- Langate Location in Jammu and Kashmir, India Langate Langate (India)
- Coordinates: 34°25′N 74°17′E﻿ / ﻿34.41°N 74.29°E
- Country: India
- Union Territory: Jammu and Kashmir
- District: Kupwara
- Elevation: 1,583 m (5,194 ft)

Population (2001)
- • Total: 10,624

Languages
- • Official: Kashmiri, Urdu, Hindi, Dogri, English
- Time zone: UTC+5:30 (IST)
- PIN: 193302
- Vehicle registration: JK09
- Website: kupwara.nic.in

= Langate =

Langate is a notified area (town) and tehsil headquarters in the Kupwara district of Jammu and Kashmir, India. It is located 16 km south of the district headquarters Kupwara and 70 km northwest from the state capital Srinagar. The landmark at Langate chowk is public park Langate.

Langate tehsil is bounded by Kralgund tehsil on the south, and Handwara tehsil on the north. Sopore, Baramulla, and Watergam are nearby towns.

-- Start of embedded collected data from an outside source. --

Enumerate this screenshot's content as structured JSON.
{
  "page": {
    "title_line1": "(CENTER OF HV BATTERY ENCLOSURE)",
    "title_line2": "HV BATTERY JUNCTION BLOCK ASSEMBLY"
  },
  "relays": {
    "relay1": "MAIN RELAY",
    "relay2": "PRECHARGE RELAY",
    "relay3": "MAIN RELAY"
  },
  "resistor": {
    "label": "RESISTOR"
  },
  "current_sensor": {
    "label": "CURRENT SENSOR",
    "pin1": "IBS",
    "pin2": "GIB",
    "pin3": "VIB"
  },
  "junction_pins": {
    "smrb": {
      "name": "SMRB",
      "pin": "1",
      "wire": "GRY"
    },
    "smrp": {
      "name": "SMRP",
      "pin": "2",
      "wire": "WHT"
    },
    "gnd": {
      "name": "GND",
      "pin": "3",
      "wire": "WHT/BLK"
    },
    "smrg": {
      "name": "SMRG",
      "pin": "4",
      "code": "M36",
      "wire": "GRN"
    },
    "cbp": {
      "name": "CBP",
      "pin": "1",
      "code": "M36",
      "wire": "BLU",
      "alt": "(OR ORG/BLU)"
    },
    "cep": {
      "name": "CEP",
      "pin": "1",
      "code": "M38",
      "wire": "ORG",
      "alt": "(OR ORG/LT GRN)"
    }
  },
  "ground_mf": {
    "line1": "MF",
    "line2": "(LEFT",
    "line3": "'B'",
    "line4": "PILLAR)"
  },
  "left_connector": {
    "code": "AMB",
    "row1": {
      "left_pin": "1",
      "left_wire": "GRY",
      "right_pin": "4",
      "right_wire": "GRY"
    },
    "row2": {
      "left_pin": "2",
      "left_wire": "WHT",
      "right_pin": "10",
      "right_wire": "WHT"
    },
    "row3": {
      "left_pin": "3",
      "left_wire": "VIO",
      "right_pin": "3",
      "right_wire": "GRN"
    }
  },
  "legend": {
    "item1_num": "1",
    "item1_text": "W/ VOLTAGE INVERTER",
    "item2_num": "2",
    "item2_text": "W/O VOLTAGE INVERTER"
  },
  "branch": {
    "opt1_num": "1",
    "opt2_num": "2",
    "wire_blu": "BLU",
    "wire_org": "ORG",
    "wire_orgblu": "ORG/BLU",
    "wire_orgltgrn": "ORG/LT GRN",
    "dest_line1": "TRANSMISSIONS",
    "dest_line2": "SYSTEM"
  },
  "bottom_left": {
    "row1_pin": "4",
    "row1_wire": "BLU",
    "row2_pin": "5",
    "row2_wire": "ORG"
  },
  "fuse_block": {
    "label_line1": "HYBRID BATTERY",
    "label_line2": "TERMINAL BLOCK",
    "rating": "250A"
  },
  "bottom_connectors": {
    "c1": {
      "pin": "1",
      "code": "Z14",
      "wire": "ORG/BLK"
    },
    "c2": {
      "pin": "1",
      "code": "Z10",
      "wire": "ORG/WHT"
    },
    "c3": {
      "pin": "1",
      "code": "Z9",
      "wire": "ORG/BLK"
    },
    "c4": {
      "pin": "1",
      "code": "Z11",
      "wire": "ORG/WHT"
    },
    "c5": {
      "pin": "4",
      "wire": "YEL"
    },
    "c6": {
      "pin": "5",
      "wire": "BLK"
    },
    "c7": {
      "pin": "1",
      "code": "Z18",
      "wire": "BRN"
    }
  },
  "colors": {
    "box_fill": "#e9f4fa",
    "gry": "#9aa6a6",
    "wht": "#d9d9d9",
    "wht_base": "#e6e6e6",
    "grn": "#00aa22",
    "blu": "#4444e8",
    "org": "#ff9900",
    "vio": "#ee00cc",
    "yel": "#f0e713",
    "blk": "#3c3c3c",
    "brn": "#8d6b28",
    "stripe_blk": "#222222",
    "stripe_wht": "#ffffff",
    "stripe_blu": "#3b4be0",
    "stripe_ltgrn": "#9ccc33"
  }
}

== Education Fest 2022,2024 & 2025 ==
As part of development activities taking place in and around all of Kashmir, an Education Fest was organised for the students of North Kashmir in Langate wherein over 19 colleges from all across India took part to guide and counsel the students to make correct life choices . Not only this, but scholarships were also offered to students who possessed the calibre to soar high in the sky and make a difference in the future. Scholarships worth almost Rs. 1.2 Cr was given to various students which also included the needy students. Education Festival 2025 held at Shubhana Stadium, Sopore, referencing a similar event from 2024.